Message flow security and security profiles

IBM® Integration Bus provides a security manager for implementing message flow security, so that end-to-end processing of a message through a message flow is secured based on an identity carried in that message instance.

For details of the supported external providers and the operation of the message flow security manager, see Message flow security overview. For information about the token types that are supported by the SOAP nodes and by external security providers, see Identity.

When the message flow is a web service implemented by using SOAP nodes and the identity is to be taken from the WS-Security SOAP headers, the SOAP nodes are the Policy Enforcement Point (PEP) and the external provider defined by the Security profiles is the Policy Decision Point (PDP).

The following configuration is required to implement message flow security based on an identity carried in WS_Security tokens.
  • Policy sets define the type of tokens used for the identity.
    • To work with a Username and Password identity, configure the policy and binding for Username token Authentication.
    • To work with a X.509 Certificate identity, configure the policy and binding for X.509 certificate token Authentication.
      • In the Policy Set Binding, set the X.509 certificate Authentication Token certificates mode to Trust Any.

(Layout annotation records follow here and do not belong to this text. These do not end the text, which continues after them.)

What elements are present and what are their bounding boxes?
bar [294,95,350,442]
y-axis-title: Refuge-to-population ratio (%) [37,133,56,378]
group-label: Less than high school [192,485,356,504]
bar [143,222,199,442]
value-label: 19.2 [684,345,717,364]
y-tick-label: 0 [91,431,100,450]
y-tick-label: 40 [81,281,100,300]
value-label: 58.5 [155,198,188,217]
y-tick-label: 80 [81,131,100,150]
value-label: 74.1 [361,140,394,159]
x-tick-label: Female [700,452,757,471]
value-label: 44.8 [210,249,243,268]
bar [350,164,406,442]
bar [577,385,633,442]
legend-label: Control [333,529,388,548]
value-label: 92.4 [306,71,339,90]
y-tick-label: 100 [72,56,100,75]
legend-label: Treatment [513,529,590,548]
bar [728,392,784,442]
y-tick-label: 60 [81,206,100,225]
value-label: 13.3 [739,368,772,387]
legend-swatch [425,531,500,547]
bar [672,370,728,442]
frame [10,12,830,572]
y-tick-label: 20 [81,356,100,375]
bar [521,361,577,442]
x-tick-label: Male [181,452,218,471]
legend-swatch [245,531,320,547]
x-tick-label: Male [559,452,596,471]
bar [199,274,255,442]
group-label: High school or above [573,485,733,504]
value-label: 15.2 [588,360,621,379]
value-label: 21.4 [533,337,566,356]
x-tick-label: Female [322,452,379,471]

You set it this way (and not to Trust Store) so that the certificate is passed to the security provider defined by the Security Profile. Setting it to Trust Store will cause the certificate to be validated in the local Integration node Trust Store. For more details, see Policy Sets and Policy Set Bindings editor: Authentication and Protection Tokens panel.
    • To work with a SAML assertion token, configure the policy and binding for SAML token Authentication.
  • The message flow security operation and external provider are defined by the Security profiles

As an alternative to message flow security and an external PDP, the integration node's truststore can be used as a local PDP for X.509 certificate authentication. For WS-Security signing and encryption using only the local integration node capability, you must configure the integration node's truststore. For details, see Viewing and setting keystore and truststore runtime properties at integration node level, or Viewing and setting keystore and truststore runtime properties at integration server level.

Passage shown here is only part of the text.